March 09, 2026
”China’s economy is best described as two-speed, with tech‑led strength alongside persistent housing weakness. With support from external demand fading amid trade uncertainty and absent a decisive shift toward consumption‑led growth, domestic demand is likely to hold back the economy.”
Grant Feng,
Vanguard Senior Economist
After reaching 5% in 2025, GDP growth is likely to moderate to around 4.5% in 2026 as the contribution from net exports diminishes amid tariff effects and continued trade policy uncertainty. We expect growth in consumption and public investment to ease modestly. While investment in high‑tech and strategic sectors continues to grow, concerns about excess capacity suggest these gains won’t fully offset a structural decline in property investment. (On March 5, China set its 2026 growth target to a range of 4.5%–5%, its lowest target since 1991.)
Beyond cyclical factors, demographic headwinds are intensifying. China’s population has decreased for four straight years, a decline that policy support has so far failed to stem.
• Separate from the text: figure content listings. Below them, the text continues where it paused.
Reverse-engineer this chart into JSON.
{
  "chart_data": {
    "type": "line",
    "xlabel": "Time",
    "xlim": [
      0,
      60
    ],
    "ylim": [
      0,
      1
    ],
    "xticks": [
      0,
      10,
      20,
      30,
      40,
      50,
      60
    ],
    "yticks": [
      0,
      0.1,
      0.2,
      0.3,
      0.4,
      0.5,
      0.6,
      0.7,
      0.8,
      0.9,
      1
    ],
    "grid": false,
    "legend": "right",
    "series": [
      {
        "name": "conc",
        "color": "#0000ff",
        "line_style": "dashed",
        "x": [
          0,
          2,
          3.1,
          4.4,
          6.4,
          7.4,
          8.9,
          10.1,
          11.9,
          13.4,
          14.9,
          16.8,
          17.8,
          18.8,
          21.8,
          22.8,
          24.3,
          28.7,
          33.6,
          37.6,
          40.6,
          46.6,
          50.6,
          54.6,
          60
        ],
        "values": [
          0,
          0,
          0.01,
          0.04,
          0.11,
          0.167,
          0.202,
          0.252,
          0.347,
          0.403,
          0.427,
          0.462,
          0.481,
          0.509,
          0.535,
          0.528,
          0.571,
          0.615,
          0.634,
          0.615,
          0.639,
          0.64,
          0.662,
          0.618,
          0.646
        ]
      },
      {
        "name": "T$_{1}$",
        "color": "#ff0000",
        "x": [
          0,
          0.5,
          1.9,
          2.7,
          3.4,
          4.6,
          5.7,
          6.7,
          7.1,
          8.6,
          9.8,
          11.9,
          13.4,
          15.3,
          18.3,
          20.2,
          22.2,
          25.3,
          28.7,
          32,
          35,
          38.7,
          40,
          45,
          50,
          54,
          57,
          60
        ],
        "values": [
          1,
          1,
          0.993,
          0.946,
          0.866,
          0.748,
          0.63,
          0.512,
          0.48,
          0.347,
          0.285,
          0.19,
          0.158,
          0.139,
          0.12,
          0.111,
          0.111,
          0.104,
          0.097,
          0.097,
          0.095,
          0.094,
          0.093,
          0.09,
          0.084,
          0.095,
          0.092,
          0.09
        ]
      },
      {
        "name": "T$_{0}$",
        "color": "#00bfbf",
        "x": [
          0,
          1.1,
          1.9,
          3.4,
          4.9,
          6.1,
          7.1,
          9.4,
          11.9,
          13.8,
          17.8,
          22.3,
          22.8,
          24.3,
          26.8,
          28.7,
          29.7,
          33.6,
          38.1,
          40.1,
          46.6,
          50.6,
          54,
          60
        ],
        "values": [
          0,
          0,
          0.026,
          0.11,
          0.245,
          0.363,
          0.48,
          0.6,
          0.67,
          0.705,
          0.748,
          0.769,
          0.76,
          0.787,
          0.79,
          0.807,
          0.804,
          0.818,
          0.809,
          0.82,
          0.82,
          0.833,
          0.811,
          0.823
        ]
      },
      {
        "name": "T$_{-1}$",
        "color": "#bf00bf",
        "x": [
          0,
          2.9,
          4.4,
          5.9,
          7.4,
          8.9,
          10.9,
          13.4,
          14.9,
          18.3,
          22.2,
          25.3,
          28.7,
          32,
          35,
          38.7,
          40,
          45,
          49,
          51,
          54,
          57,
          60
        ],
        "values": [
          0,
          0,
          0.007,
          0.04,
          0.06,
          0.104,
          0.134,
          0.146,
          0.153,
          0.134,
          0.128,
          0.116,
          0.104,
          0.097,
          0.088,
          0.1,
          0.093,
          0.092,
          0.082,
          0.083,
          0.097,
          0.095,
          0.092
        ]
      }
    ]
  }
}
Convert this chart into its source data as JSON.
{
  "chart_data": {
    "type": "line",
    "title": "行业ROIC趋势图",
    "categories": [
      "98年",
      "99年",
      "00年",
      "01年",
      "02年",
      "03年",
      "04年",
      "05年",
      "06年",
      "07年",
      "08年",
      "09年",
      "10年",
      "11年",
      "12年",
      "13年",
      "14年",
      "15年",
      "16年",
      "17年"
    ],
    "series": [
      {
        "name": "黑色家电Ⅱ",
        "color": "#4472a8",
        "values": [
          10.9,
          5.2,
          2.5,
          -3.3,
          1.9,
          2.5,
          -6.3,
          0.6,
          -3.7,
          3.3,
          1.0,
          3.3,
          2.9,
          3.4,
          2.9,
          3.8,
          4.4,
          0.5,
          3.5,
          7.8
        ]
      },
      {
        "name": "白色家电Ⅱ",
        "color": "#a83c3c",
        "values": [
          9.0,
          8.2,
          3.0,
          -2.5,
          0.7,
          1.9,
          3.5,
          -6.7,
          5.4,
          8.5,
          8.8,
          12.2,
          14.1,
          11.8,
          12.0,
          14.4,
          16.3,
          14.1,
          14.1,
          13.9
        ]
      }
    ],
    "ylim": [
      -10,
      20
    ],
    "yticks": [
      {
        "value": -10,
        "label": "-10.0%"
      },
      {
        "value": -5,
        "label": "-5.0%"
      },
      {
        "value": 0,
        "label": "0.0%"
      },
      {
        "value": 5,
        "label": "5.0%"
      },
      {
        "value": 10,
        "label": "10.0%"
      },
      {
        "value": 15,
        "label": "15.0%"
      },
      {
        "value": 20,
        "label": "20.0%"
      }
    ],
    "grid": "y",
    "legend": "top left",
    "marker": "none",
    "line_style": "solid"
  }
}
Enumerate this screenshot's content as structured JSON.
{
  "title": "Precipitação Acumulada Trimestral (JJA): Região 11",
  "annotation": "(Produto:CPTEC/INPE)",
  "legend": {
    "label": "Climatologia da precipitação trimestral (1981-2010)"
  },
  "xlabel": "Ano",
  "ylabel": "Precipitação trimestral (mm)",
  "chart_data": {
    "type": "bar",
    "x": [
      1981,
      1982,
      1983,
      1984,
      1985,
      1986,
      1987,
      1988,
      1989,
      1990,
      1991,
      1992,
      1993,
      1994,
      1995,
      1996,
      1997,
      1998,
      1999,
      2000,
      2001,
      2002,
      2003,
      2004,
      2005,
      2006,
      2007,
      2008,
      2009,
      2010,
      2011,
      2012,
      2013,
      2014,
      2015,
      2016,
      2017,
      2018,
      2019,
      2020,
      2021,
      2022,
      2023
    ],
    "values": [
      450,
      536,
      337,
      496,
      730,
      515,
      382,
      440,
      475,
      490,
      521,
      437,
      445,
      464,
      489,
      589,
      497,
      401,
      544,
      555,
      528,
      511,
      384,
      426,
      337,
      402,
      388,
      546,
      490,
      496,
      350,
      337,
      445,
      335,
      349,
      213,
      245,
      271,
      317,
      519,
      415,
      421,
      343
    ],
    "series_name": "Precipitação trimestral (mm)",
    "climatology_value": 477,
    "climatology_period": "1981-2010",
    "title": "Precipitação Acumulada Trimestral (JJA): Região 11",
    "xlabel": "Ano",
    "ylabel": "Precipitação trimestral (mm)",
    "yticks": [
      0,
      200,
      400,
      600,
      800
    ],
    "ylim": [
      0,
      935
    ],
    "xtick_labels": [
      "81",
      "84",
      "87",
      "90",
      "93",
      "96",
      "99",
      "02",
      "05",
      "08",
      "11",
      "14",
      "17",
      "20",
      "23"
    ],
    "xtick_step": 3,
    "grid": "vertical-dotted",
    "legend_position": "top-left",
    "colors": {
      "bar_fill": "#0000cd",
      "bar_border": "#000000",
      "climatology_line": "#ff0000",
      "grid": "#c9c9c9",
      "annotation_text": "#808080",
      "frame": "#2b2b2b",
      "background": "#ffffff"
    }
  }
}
The newborn population fell to 7.92 million in 2025, the lowest number since records began in 1949.
Policymakers are increasingly concerned about China’s sharp slowdown in domestic demand. In response, the government has frontloaded bond issuance, while monetary authorities have introduced targeted rate cuts, expanded liquidity quotas for priority sectors, and lowered downpayment requirements for commercial mortgages. Even so, additional support will likely be required to prevent a further deceleration in growth in 2026. We expect the policy response to remain incremental and targeted. Further property‑related measures—including mortgage subsidies for new loans—are possible, though a broad, comprehensive rescue package still appears unlikely in the near term.
The potential inflationary effects of higher oil prices because of conflict in the Middle East would be felt less in China than in many other countries. The government can limit pass-through to consumer prices, and inflation is already minimal.
The People’s Bank of China has kept policy rates and liquidity conditions broadly unchanged, reiterating that any further easing will be selective. Credit growth is slowing, reflecting payback from earlier fiscal frontloading and softer household demand. By year-end, we expect only a modest policy rate cut of 20 basis points—primarily to facilitate fiscal expansion—which would bring the policy rate to 1.2%. (A basis point is one-hundredth of a percentage point.)
Notes: GDP growth is defined as the annual change in real (inflation-adjusted) GDP in the forecast year compared with the previous year. Unemployment rate is as of December 2026. Core inflation is the year-over-year change in the Consumer Price Index, excluding volatile food and energy prices, as of December 2026. Monetary policy is the People’s Bank of China’s seven-day reverse repo rate at year-end.